But it is his bells — from great clangers to gentle tinklers — for which he is best known.
It’s through his bells — (he even has a doctorate on bells in public spaces) — that Anton has become renowned, not just for his complex vision of the role of bell art in the community, but also for his revolutionary methods, combining ancient, traditional arts with digital technology, which has even seen him invent a new bell.
|Making music: Anton Hasell has a doctorate on bells in public spaces.|
As much as he enjoys hearing them clang, he says he doesn’t make bells to make music.
Rather, his interest lies in their history, their role as sacred objects in religion, and the science of bell curves.
“Bells are sculptures and always have been. Shapes and forms are what interest me,” says Anton, who was drawing and making art from childhood, later studying economics and then art, majoring in sculpture.
He says his role creating art for public spaces is to make it fun and interactive.
“I’m endlessly trying to reintroduce bells as a musical place of experience, to bring people together in playfulness and joy.”

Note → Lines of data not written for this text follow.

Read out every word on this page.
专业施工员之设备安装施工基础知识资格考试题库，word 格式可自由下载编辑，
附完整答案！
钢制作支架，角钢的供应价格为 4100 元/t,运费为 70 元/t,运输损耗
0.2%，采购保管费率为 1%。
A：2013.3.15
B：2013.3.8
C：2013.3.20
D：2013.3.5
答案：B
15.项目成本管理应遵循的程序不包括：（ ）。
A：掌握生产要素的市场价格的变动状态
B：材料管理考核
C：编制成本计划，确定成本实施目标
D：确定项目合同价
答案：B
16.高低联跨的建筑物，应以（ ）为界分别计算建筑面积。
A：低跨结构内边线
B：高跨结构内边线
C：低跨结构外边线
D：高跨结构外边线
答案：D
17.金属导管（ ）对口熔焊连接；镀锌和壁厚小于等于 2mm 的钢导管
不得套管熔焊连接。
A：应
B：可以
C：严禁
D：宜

Anton walks through his studio donging bells to elicit a sound. It was this science of sound that led him to invent the harmonic bell, which has one note, rather than two notes of the traditional European bell.
He says it was modern technology — applied to an ancient art — that gave him the skill to create the harmonic bell.
Once he’s created a 3D computer model of a bell, he creates laser cut moulds, then using traditional skills to melt ingots of silicon bronze (made from copper and glass) to model the bells.
While he’s largely focused on commissioned public art works, he also holds his own solo and joint exhibitions.
Anton grew up in Warrnambool and says connection with place is an important part of his work. He moved to Mia Mia in 1989, with his sculptor wife Georgina and two children, after working in rural retreats in Scotland and Italy.
“I now find cities full of noise. Being in the country has given me a love of silence.”